Hz. Hızır ya da Hızır Aleyhisselam, insanlığın ilkçağlardan beri bilinen kutsal ve menkabevi bir varlık, bir kişiliktir. Kur’an’da Kehf Suresi’nin 60-82. Ayetlerinde adı anılmaksızın Hz. Musa’ya yoldaşlık etmiş kutsal bir kişi olarak anlatılır. Ondan önce de gerek her üç tektanrıcı semavi dinde (Musevilik, Hristiyanlık ve Müslümanlık’ta), gerekse, özellikle Mezopotamya Mitololojisi’nde, bilinen ilk destan olan Gılgamış Destanı’na kadar uzanan menkabevi bir varlığı vardır.
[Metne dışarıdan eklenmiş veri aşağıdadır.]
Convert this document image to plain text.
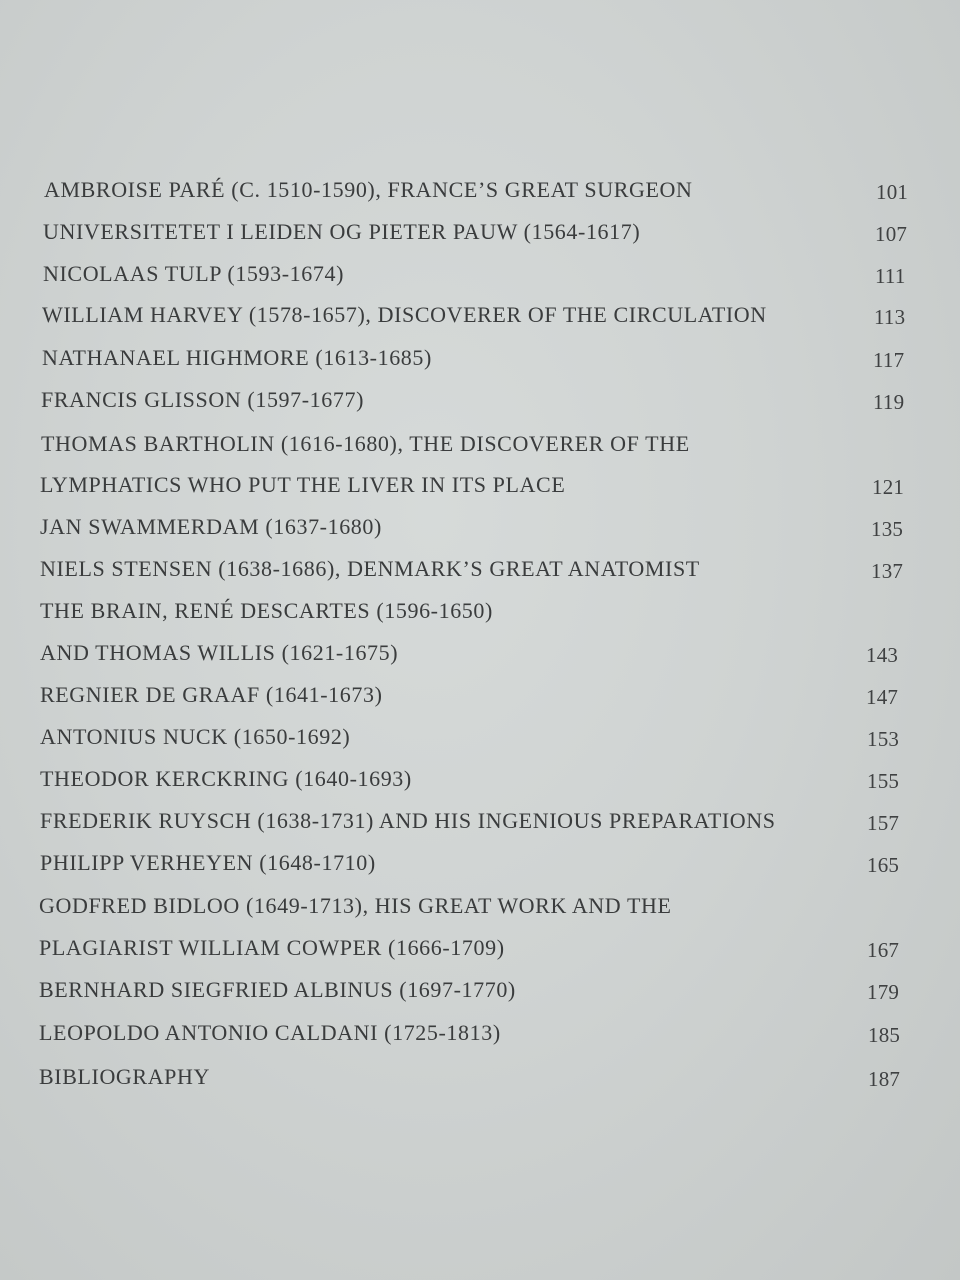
AMBROISE PARÉ (C. 1510-1590), FRANCE’S GREAT SURGEON	101
UNIVERSITETET I LEIDEN OG PIETER PAUW (1564-1617)	107
NICOLAAS TULP (1593-1674)	111
WILLIAM HARVEY (1578-1657), DISCOVERER OF THE CIRCULATION	113
NATHANAEL HIGHMORE (1613-1685)	117
FRANCIS GLISSON (1597-1677)	119
THOMAS BARTHOLIN (1616-1680), THE DISCOVERER OF THE
LYMPHATICS WHO PUT THE LIVER IN ITS PLACE	121
JAN SWAMMERDAM (1637-1680)	135
NIELS STENSEN (1638-1686), DENMARK’S GREAT ANATOMIST	137
THE BRAIN, RENÉ DESCARTES (1596-1650)
AND THOMAS WILLIS (1621-1675)	143
REGNIER DE GRAAF (1641-1673)	147
ANTONIUS NUCK (1650-1692)	153
THEODOR KERCKRING (1640-1693)	155
FREDERIK RUYSCH (1638-1731) AND HIS INGENIOUS PREPARATIONS	157
PHILIPP VERHEYEN (1648-1710)	165
GODFRED BIDLOO (1649-1713), HIS GREAT WORK AND THE
PLAGIARIST WILLIAM COWPER (1666-1709)	167
BERNHARD SIEGFRIED ALBINUS (1697-1770)	179
LEOPOLDO ANTONIO CALDANI (1725-1813)	185
BIBLIOGRAPHY	187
Hızır, Kur’an’da, Hz. Musa zamanında yaşamış, ab-ı hayat (ölmezlik) suyunu içmiş, Tanrı tarafından batın, öz bilgisi (ledün ilmi) verilerek, Hz. Musa’yı eğitmekle görevlendirilmiş; tasavvufta ise, gerçek bilgiye sahip olmuş, insan-ı kamil (üstün insan)’ın simgesi sayılmış, halk arasında da, dar zamanlarda imdada yetiştiğine inanılan bir Peygamber ya da bir Eren’dir.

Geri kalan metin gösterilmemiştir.